Threats to validity.
The more consequential the examination results, the greater the burden for high reliability levels. Given that one would not expect to see scorer agreement outside of the one rubric level difference. Variance derived from scores that differ by +2/-2 or more levels is .21. Given that the scores will be used to determine candidate licensure, an absolute agreement in the mid-to-high .8 range would be more acceptable. Similarly, though well above the average from published studies, the Kappa should be closer to .8 than .6, which indicates that there may not be high levels of agreement in scorer rankings.It is important to note that the data suggest that we could estimate that .29 of those rated could have received a different score had their TPA been scored by a different rater. This study indicates that scores could have differed for seventeen of the fifty-eight students (n=17/58). This is a fairly substantial number and it is difficult to evaluate whether high-stakes decisions should be based on these findings.

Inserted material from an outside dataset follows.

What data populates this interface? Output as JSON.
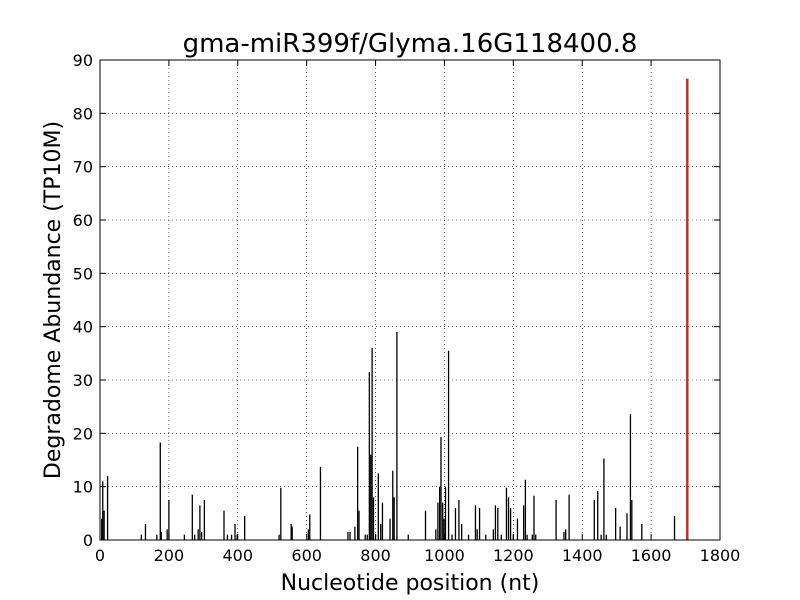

Inconsistent scorer interpretations of rubrics and TPA language may have produced inconsistent scores. Therefore, this field test may not consistently represent how the candidate actually performed. Many factors can affect inter-rater agreement. In fact, 100% agreement is not really preferable because of the high cost and time commitment that such agreement would require. However, some professional agreement is necessary, especially for high-stakes decisions made from scores. The following are some factors that can affect agreement: rater training, rater selection, accountability for accuracy in ratings, adequacy of rater compensation, rubric designs, rubric scales, pilot programs and redesigns, and technology use (Graham, Milanowski, & Miller, pp. 15-22). Validity Evidence 4 through 6 will examine some of these factors.